Un géant chinois de la chimie s’offre Pirelli

Stupeur outre Alpes, le fabricant de pneumatiques Pirelli, fleurons de l’industrie italienne, va passé sous contrôle chinois. Selon le site Reuters la stratégie n’est pas anodine, ChemChina, le géant de la chimie de l’empire du milieu, voit le moment opportun d’investir en Europe, alors que la monnaie est au plus bas et que l’économie se redresse. Une bonne solution de sortie pour le pétrolier russe Rosneft, actuel actionnaire majoritaire de la holding contrôlant Pirelli.
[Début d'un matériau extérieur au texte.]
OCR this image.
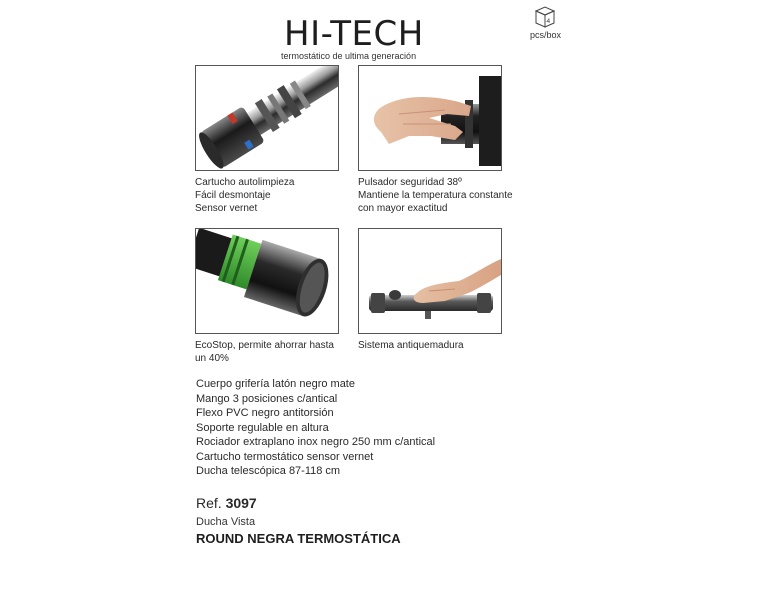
HI-TECH
termostático de ultima generación
4
pcs/box
Cartucho autolimpieza
Fácil desmontaje
Sensor vernet
Pulsador seguridad 38º
Mantiene la temperatura constante
con mayor exactitud
EcoStop, permite ahorrar hasta
un 40%
Sistema antiquemadura
Cuerpo grifería latón negro mate
Mango 3 posiciones c/antical
Flexo PVC negro antitorsión
Soporte regulable en altura
Rociador extraplano inox negro 250 mm c/antical
Cartucho termostático sensor vernet
Ducha telescópica 87-118 cm
Ref. 3097
Ducha Vista
ROUND NEGRA TERMOSTÁTICA
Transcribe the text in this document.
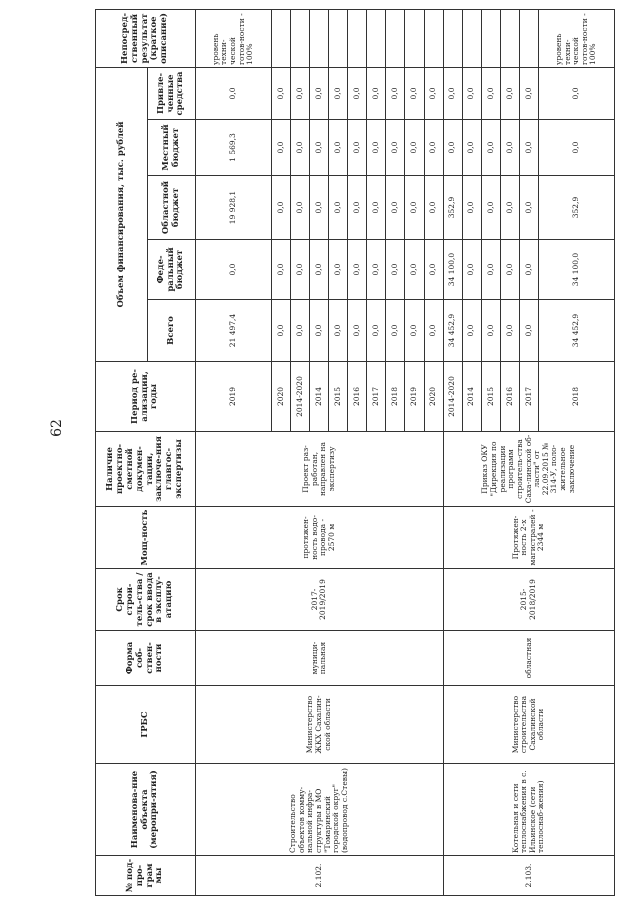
62
№ под-про-грам мы	Наименова-ние объекта (меропри-ятия)	ГРБС	Форма соб-ствен-ности	Срок строи-тель-ства / срок ввода в эксплу-атацию	Мощ-ность	Наличие проектно-сметной докумен-тации, заключе-ния главгос-экспертизы	Период ре-ализации, годы	Объем финансирования, тыс. рублей					Непосред-ственный результат (краткое описание)
								Всего	Феде-ральный бюджет	Областной бюджет	Местный бюджет	Привле-ченные средства	
2.102.	Строительство объектов комму-нальной инфра-структуры в МО "Томаринский городской округ" (водопровод с.Стевы)	Министерство ЖКХ Сахалин-ской области	муници-пальная	2017-2019/2019	протяжен-ность водо-провода - 2570 м	Проект раз-работан, направлен на экспертизу	2019	21 497,4	0,0	19 928,1	1 569,3	0,0	уровень техни-ческой готов-ности - 100%
							2020	0,0	0,0	0,0	0,0	0,0	
							2014-2020	0,0	0,0	0,0	0,0	0,0	
							2014	0,0	0,0	0,0	0,0	0,0	
							2015	0,0	0,0	0,0	0,0	0,0	
							2016	0,0	0,0	0,0	0,0	0,0	
							2017	0,0	0,0	0,0	0,0	0,0	
							2018	0,0	0,0	0,0	0,0	0,0	
							2019	0,0	0,0	0,0	0,0	0,0	
							2020	0,0	0,0	0,0	0,0	0,0	
2.103.	Котельная и сети теплоснабжения в с. Ильинское (сети теплоснаб-жения)	Министерство строительства Сахалинской области	областная	2015-2018/2019	Протяжен-ность 2-х магистралей - 2344 м	Приказ ОКУ "Дирекция по реализации программ строитель-ства Саха-линской об-ласти" от 22.09.2015 № 314-У, поло-жительное заключение	2014-2020	34 452,9	34 100,0	352,9	0,0	0,0	
							2014	0,0	0,0	0,0	0,0	0,0	
							2015	0,0	0,0	0,0	0,0	0,0	
							2016	0,0	0,0	0,0	0,0	0,0	
							2017	0,0	0,0	0,0	0,0	0,0	
							2018	34 452,9	34 100,0	352,9	0,0	0,0	уровень техни-ческой готов-ности - 100%
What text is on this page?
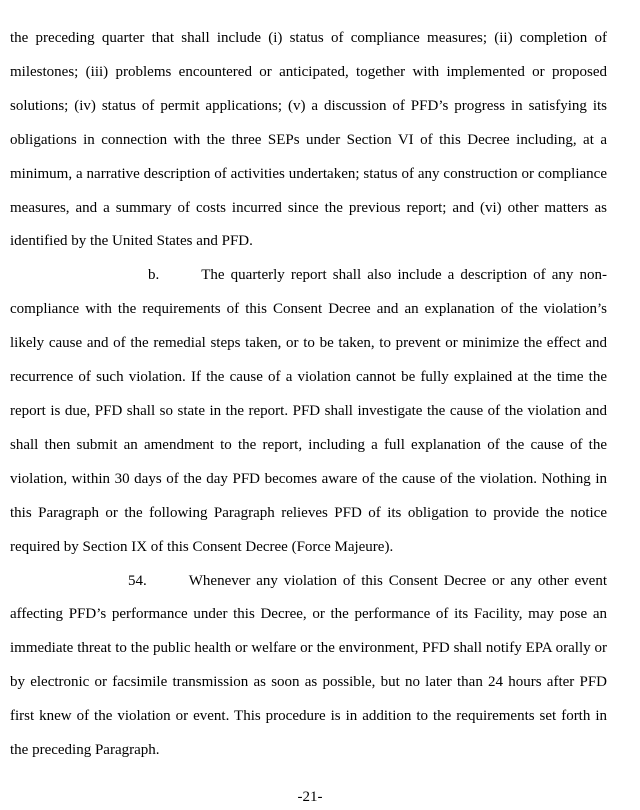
the preceding quarter that shall include (i) status of compliance measures; (ii) completion of milestones; (iii) problems encountered or anticipated, together with implemented or proposed solutions; (iv) status of permit applications; (v) a discussion of PFD’s progress in satisfying its obligations in connection with the three SEPs under Section VI of this Decree including, at a minimum, a narrative description of activities undertaken; status of any construction or compliance measures, and a summary of costs incurred since the previous report; and (vi) other matters as identified by the United States and PFD.

b.	The quarterly report shall also include a description of any non-compliance with the requirements of this Consent Decree and an explanation of the violation’s likely cause and of the remedial steps taken, or to be taken, to prevent or minimize the effect and recurrence of such violation. If the cause of a violation cannot be fully explained at the time the report is due, PFD shall so state in the report. PFD shall investigate the cause of the violation and shall then submit an amendment to the report, including a full explanation of the cause of the violation, within 30 days of the day PFD becomes aware of the cause of the violation. Nothing in this Paragraph or the following Paragraph relieves PFD of its obligation to provide the notice required by Section IX of this Consent Decree (Force Majeure).

54.	Whenever any violation of this Consent Decree or any other event affecting PFD’s performance under this Decree, or the performance of its Facility, may pose an immediate threat to the public health or welfare or the environment, PFD shall notify EPA orally or by electronic or facsimile transmission as soon as possible, but no later than 24 hours after PFD first knew of the violation or event. This procedure is in addition to the requirements set forth in the preceding Paragraph.

-21-
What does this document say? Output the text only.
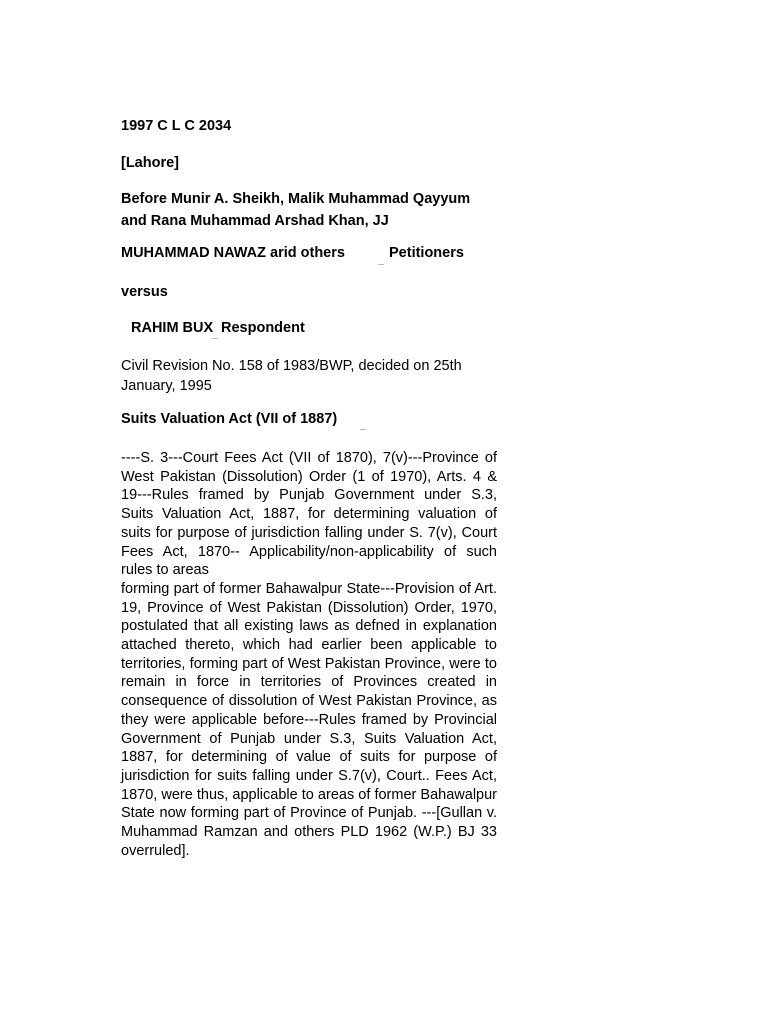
1997 C L C 2034

[Lahore]

Before Munir A. Sheikh, Malik Muhammad Qayyum

and Rana Muhammad Arshad Khan, JJ

MUHAMMAD NAWAZ arid others

---

Petitioners

versus

RAHIM BUX

---

Respondent

Civil Revision No. 158 of 1983/BWP, decided on 25th January, 1995

Suits Valuation Act (VII of 1887)

---

----S. 3---Court Fees Act (VII of 1870), 7(v)---Province of West Pakistan (Dissolution) Order (1 of 1970), Arts. 4 & 19---Rules framed by Punjab Government under S.3, Suits Valuation Act, 1887, for determining valuation of suits for purpose of jurisdiction falling under S. 7(v), Court Fees Act, 1870-- Applicability/non-applicability of such rules to areas

forming part of former Bahawalpur State---Provision of Art. 19, Province of West Pakistan (Dissolution) Order, 1970, postulated that all existing laws as defned in explanation attached thereto, which had earlier been applicable to territories, forming part of West Pakistan Province, were to remain in force in territories of Provinces created in consequence of dissolution of West Pakistan Province, as they were applicable before---Rules framed by Provincial Government of Punjab under S.3, Suits Valuation Act, 1887, for determining of value of suits for purpose of jurisdiction for suits falling under S.7(v), Court.. Fees Act, 1870, were thus, applicable to areas of former Bahawalpur State now forming part of Province of Punjab. ---[Gullan v. Muhammad Ramzan and others PLD 1962 (W.P.) BJ 33 overruled].
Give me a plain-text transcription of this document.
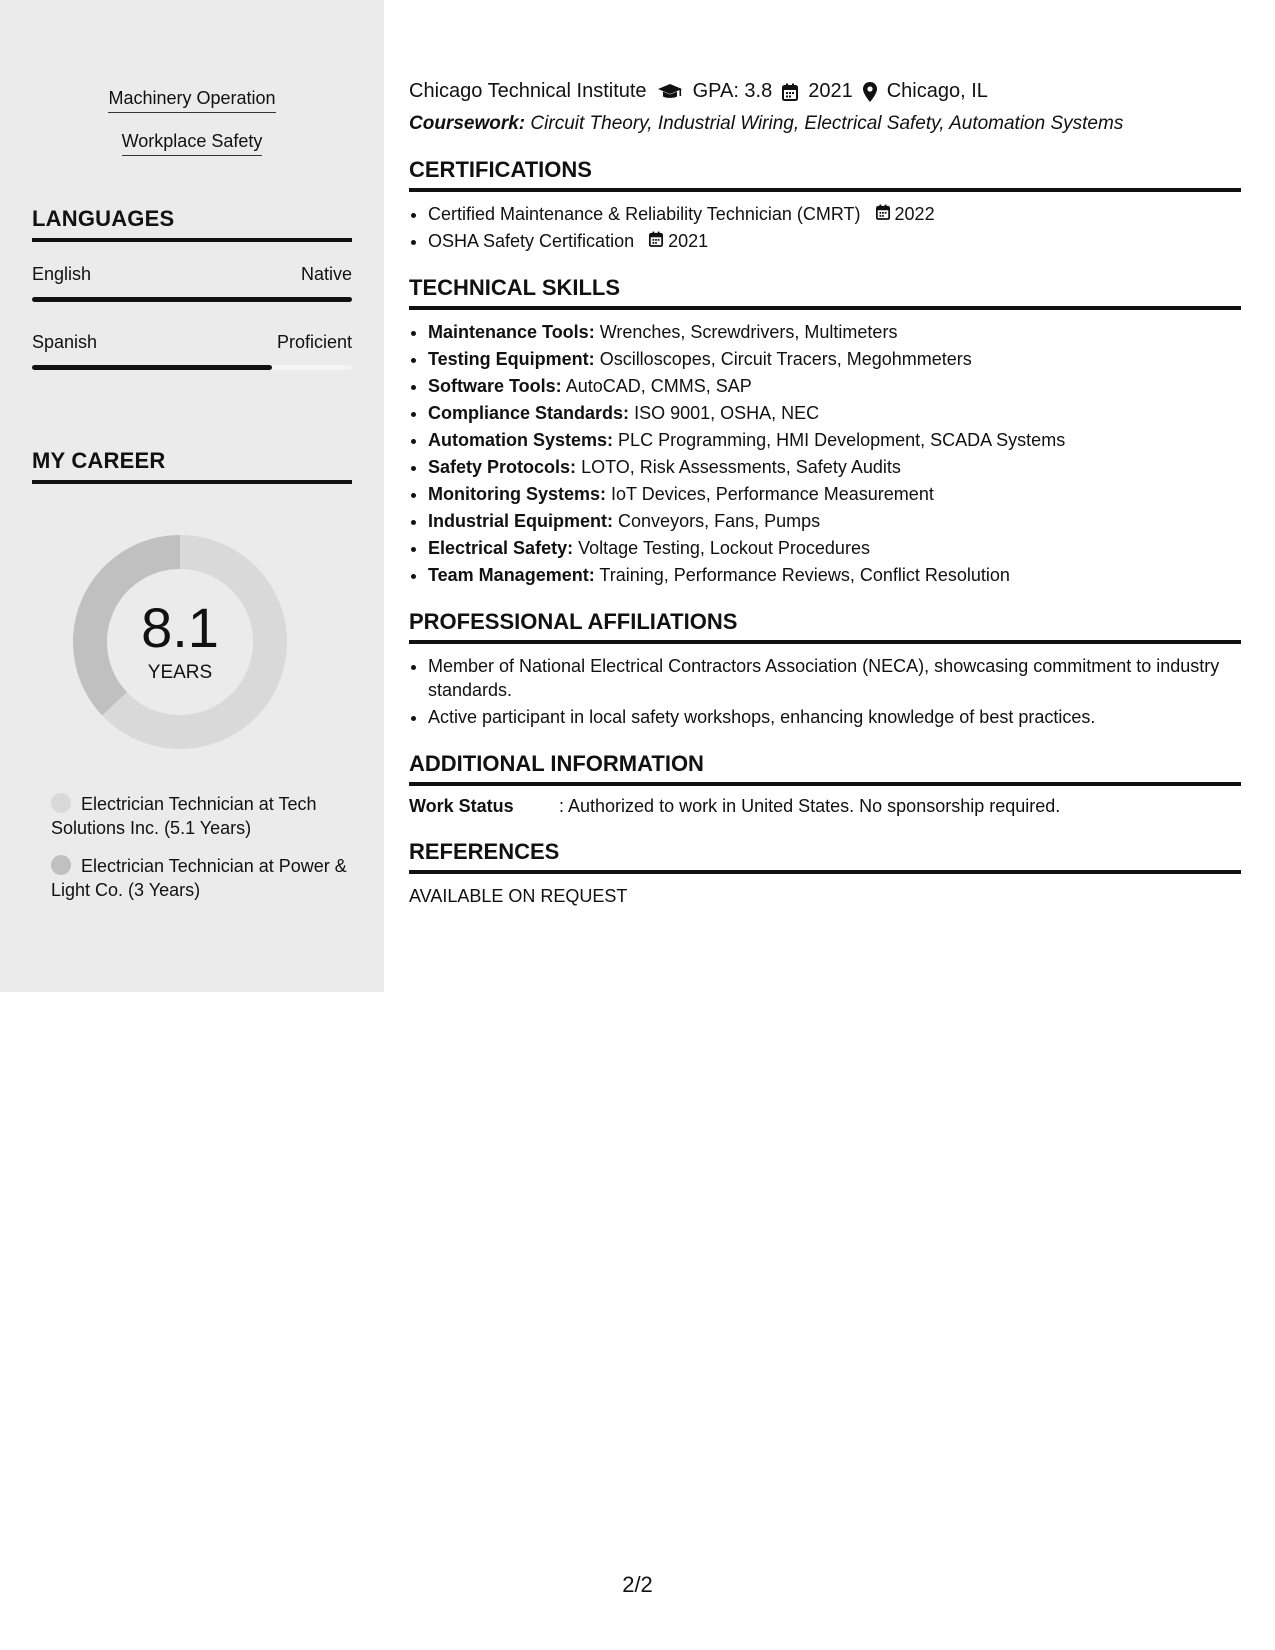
Machinery Operation
Workplace Safety
LANGUAGES
English	Native
Spanish	Proficient
MY CAREER
8.1
YEARS
Electrician Technician at Tech Solutions Inc. (5.1 Years)
Electrician Technician at Power & Light Co. (3 Years)
Chicago Technical Institute GPA: 3.8 2021 Chicago, IL
Coursework: Circuit Theory, Industrial Wiring, Electrical Safety, Automation Systems
CERTIFICATIONS
• Certified Maintenance & Reliability Technician (CMRT) 2022
• OSHA Safety Certification 2021
TECHNICAL SKILLS
• Maintenance Tools: Wrenches, Screwdrivers, Multimeters
• Testing Equipment: Oscilloscopes, Circuit Tracers, Megohmmeters
• Software Tools: AutoCAD, CMMS, SAP
• Compliance Standards: ISO 9001, OSHA, NEC
• Automation Systems: PLC Programming, HMI Development, SCADA Systems
• Safety Protocols: LOTO, Risk Assessments, Safety Audits
• Monitoring Systems: IoT Devices, Performance Measurement
• Industrial Equipment: Conveyors, Fans, Pumps
• Electrical Safety: Voltage Testing, Lockout Procedures
• Team Management: Training, Performance Reviews, Conflict Resolution
PROFESSIONAL AFFILIATIONS
• Member of National Electrical Contractors Association (NECA), showcasing commitment to industry standards.
• Active participant in local safety workshops, enhancing knowledge of best practices.
ADDITIONAL INFORMATION
Work Status	: Authorized to work in United States. No sponsorship required.
REFERENCES
AVAILABLE ON REQUEST
2/2
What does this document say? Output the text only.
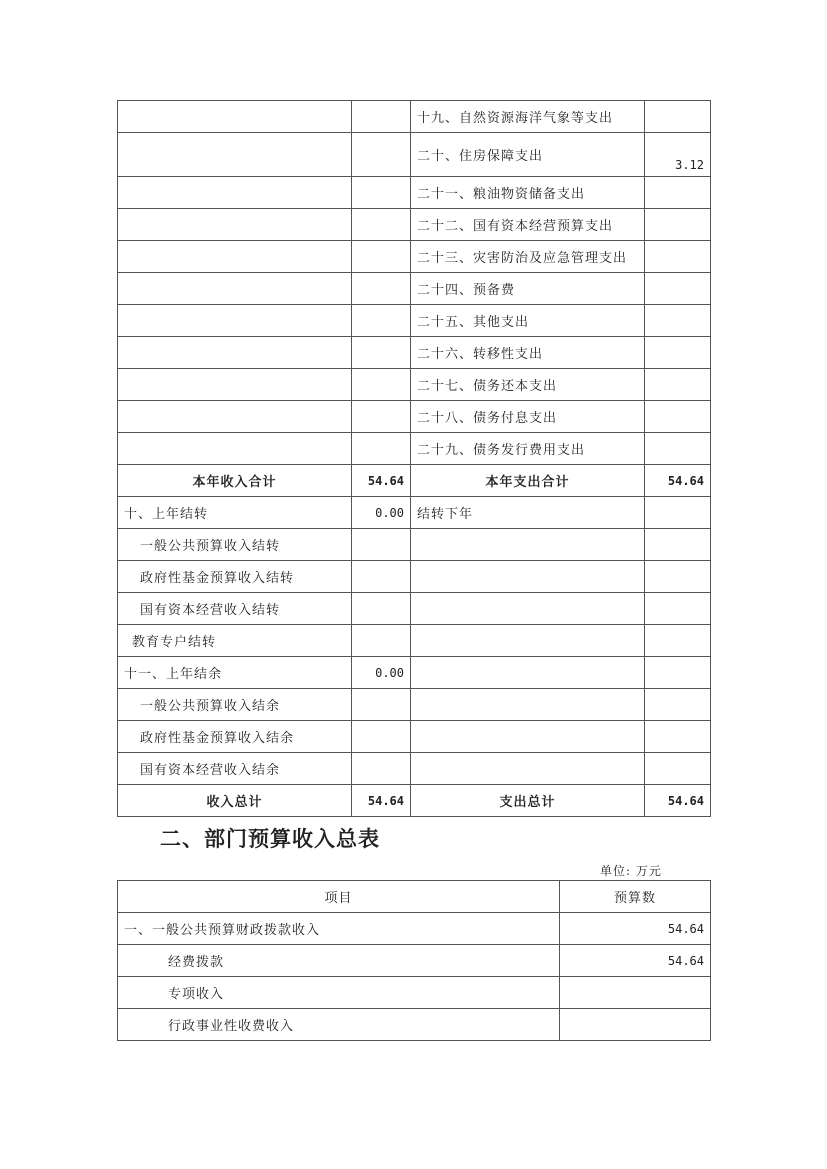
		十九、自然资源海洋气象等支出	
		二十、住房保障支出	3.12
		二十一、粮油物资储备支出	
		二十二、国有资本经营预算支出	
		二十三、灾害防治及应急管理支出	
		二十四、预备费	
		二十五、其他支出	
		二十六、转移性支出	
		二十七、债务还本支出	
		二十八、债务付息支出	
		二十九、债务发行费用支出	
本年收入合计	54.64	本年支出合计	54.64
十、上年结转	0.00	结转下年	
一般公共预算收入结转			
政府性基金预算收入结转			
国有资本经营收入结转			
教育专户结转			
十一、上年结余	0.00		
一般公共预算收入结余			
政府性基金预算收入结余			
国有资本经营收入结余			
收入总计	54.64	支出总计	54.64
二、部门预算收入总表
单位: 万元
项目	预算数
一、一般公共预算财政拨款收入	54.64
经费拨款	54.64
专项收入	
行政事业性收费收入	
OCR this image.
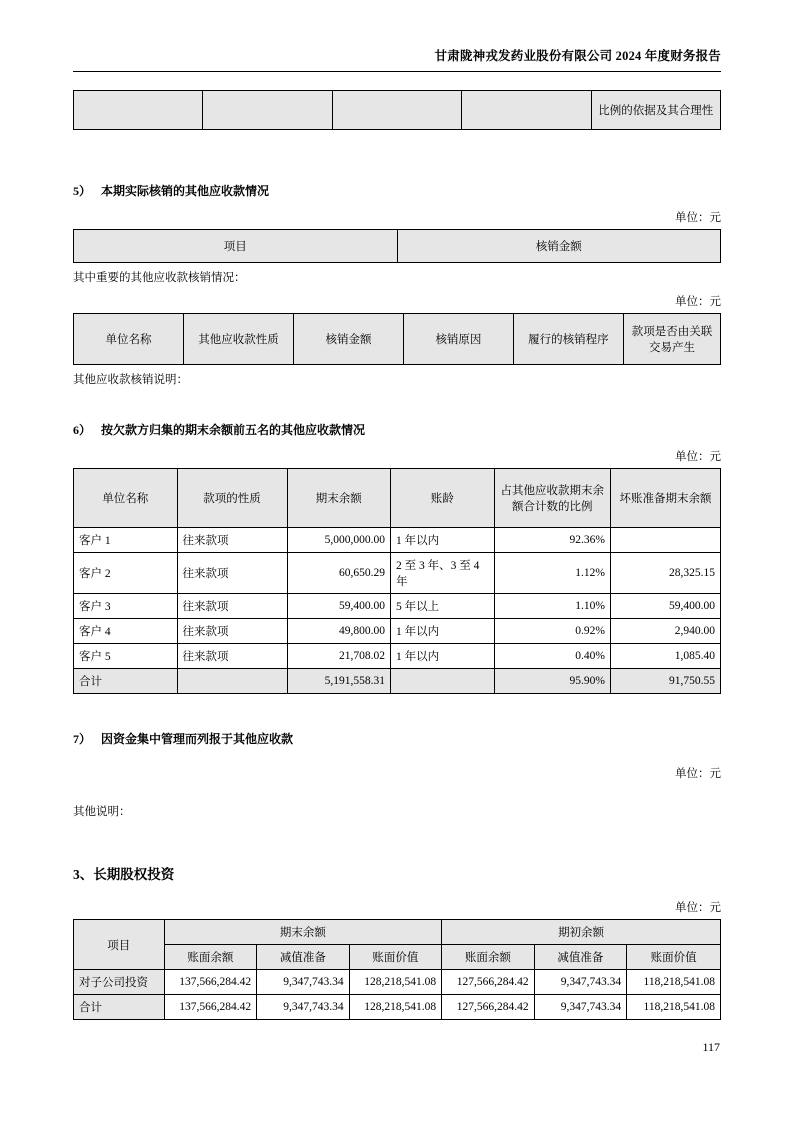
甘肃陇神戎发药业股份有限公司 2024 年度财务报告
				比例的依据及其合理性
5） 本期实际核销的其他应收款情况
单位：元
项目	核销金额
其中重要的其他应收款核销情况：
单位：元
单位名称	其他应收款性质	核销金额	核销原因	履行的核销程序	款项是否由关联交易产生
其他应收款核销说明：
6） 按欠款方归集的期末余额前五名的其他应收款情况
单位：元
单位名称	款项的性质	期末余额	账龄	占其他应收款期末余额合计数的比例	坏账准备期末余额
客户 1	往来款项	5,000,000.00	1 年以内	92.36%	
客户 2	往来款项	60,650.29	2 至 3 年、3 至 4 年	1.12%	28,325.15
客户 3	往来款项	59,400.00	5 年以上	1.10%	59,400.00
客户 4	往来款项	49,800.00	1 年以内	0.92%	2,940.00
客户 5	往来款项	21,708.02	1 年以内	0.40%	1,085.40
合计		5,191,558.31		95.90%	91,750.55
7） 因资金集中管理而列报于其他应收款
单位：元
其他说明：
3、长期股权投资
单位：元
项目	期末余额			期初余额		
	账面余额	减值准备	账面价值	账面余额	减值准备	账面价值
对子公司投资	137,566,284.42	9,347,743.34	128,218,541.08	127,566,284.42	9,347,743.34	118,218,541.08
合计	137,566,284.42	9,347,743.34	128,218,541.08	127,566,284.42	9,347,743.34	118,218,541.08
117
OPA sur Pirelli à 15 € l’action

Le plan d’attaque du chimiste chinois ChemChina consiste en un premier temps à acheter les actions que Pirelli détient dans la holding Camfin. Une OPA serait alors lancée pour 15 euros l’action, permettant selon Reuters de valoriser Pirelli à 7,1 milliards d’euros, pour un endettement d’1 milliard d’euros.

Les stratèges chinois ont réussi ce tour de passe-passe en approchant l’actuel actionnaire majoritaire de la holding Camfin, le géant du pétrole russe Rosneft. Ce dernier se trouve coupé de ses ressources habituelles par les sanctions européennes tombées après son implication dans la crise ukrainienne, et doit réduire son endettement pour se maintenir sur les rails.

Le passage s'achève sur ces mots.